Journalists beaten, detained for covering Sudan uprising

The National Intelligence and Security Services (NISS) detained 28 journalists for several hours ahead of a planned sit-in to protest the pre-publication censorship on Sudanese newspapers on Monday.

Protesting journalists in Sudan in January (file photo)

The National Intelligence and Security Services (NISS) detained 28 journalists for several hours, ahead of a planned sit-in to protest the pre-publication censorship on Sudanese newspapers on Monday.

The sit-in was planned to be held in front of the headquarters of the security department in El Mak Nimir Street in downtown Khartoum. The crowd would present a memorandum against the security service’s repeated confiscation and prevention of publication of El Jareeda and El Baath newspapers.

The NISS demands newspapers remove any news articles about the ongoing demonstrations in Sudan, as well as any columns about the events that have been taking place in Khartoum, cities and towns across Sudan in the past four weeks.

El Jareeda reporter Lubna Abdallah told Radio Dabanga that a NISS force surrounded their building since early Monday morning. “They started detaining journalists as they left the building on their way to carry out the silent sit-in in front of the media department of the NISS,” she said.

The editor-in-chief and publisher of El Jareeda were arrested with a large number of colleagues, including journalists from other newspapers who arrived to support the sit-in.

Abdallah said that the press is not a criminal. “We work with high professionalism for El Jareeda newspaper and in accordance with the Constitution and the law, without violation, and we truthfully cover what is happening in the street.

“Our only crime is that we work professionally and impartially and communicate the voice of the citizens and the officials.”

Abuses

NISS agents beat journalist Mohamed Abdelmajid during his detention following the peaceful march in Khartoum Bahri on Sunday and released him after hours of intense questioning.

Abdelmajid was banned from writing for El Intibaha daily by the security service, and from the popular sports newspaper Goan two weeks ago, against the background of articles in which he criticised the regime.

Journalists Mohamed Salman and Aisha El Samani were also beaten, with batons, and whips, while covering the march in Khartoum North on Sunday. Salman told this station that masked men in civilian clothes took him from a vehicle. They accused him of filming the demonstrations.

“There were large numbers of security officers brutally beating you on every side,” various journalists report

“The masked men assaulted me from every direction, but they did not find a phone on me,” he explained. “The march was massive and spread in the streets and districts, with a heavy presence of groups of security forces. Most of them were masked and wore civilian clothes.”

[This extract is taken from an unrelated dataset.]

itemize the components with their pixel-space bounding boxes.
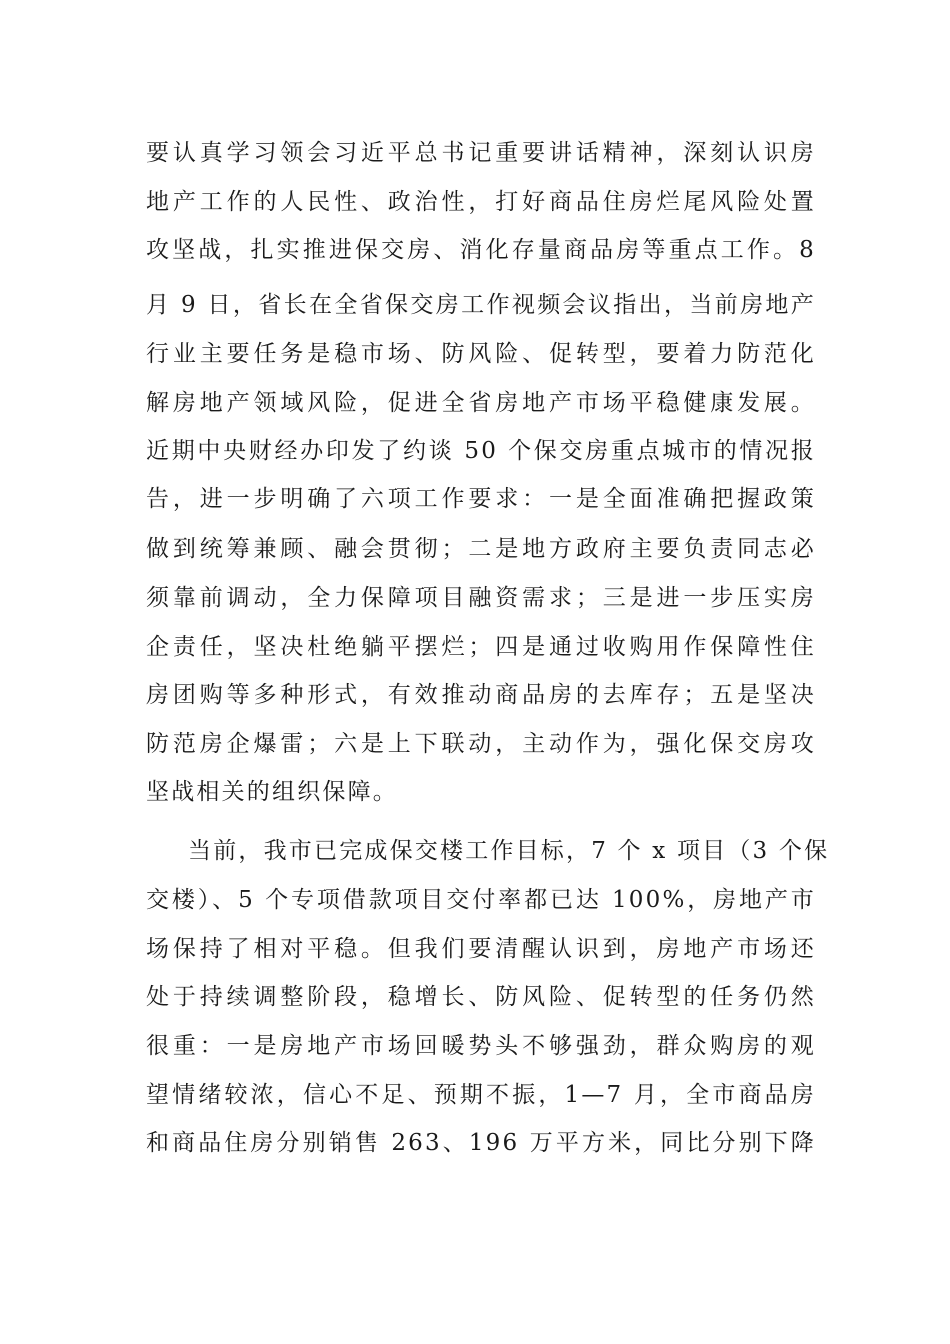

Aisha El Samani said that she and others were severely beaten by the security service during their coverage of the march.

“We were at the central bus station at El Khatimiya Street where the security services set up an ambush there for the demonstrators. Suddenly they fired tear gas and assaulted us, and brutally beat a number of youths,” she told Radio Dabanga.

Yousef El Jalal, a journalist who was also beaten during his coverage of the march in Khartoum North on Sunday, told Radio Dabanga that the daily repression against the press constitutes a serious violation of the Constitution.

“This comes at a time when the security service points to the Charter of Honour governing the media work in Sudan,” says El Jalal, who was also suspended from his work for a Sudanese channel. “But this clearly shows that this charter is not equal to the price of the ink in which it was written.”

The Charter of Honour was signed in November by editors-in-chief of Sudanese newspapers and the NISS, stipulating that the security apparatus would not interfere in the publication policies of newspapers and abolish censorship, including pre-censorship.

Journalist Bahram Abdelmunim was among the 28 journalists detained by the NISS. He reports to have seen mistreatment of detainees while they were in the detention centre near the Shendi bus station in Khartoum North in the evening.

“NISS members […] forced them to stand on the wall without speaking, amid a stream of verbal abuses. Me and fellow journalist saw through the window on the first-floor side the torture of the detainees in the outer garden without hearing screams, begging or groans, because of the beatings,” Abdelmunim told Radio Dabanga in an interview.

Front-line

The Journalists Association for Human Rights (JAHR) denounced the security service’s attacks on journalists covering the peaceful protests, the continued pre-publication censorship of newspapers, the confiscations, and the prolonged detention of journalists Kamal Karrar from El Midan newspaper, mouthpiece of the Communist Party of Sudan, Ismail Bilal, who is a news reporter for the Northern State TV Channel, Darfuri journalist Omar Juma, and Ageel Naeem, without providing any explanation.

Feisal El Bagir, head of the Association, told this station that he expected more repression of the media and journalists today and in the coming days. “Sudanese journalists are now in the front-line of the revolution.”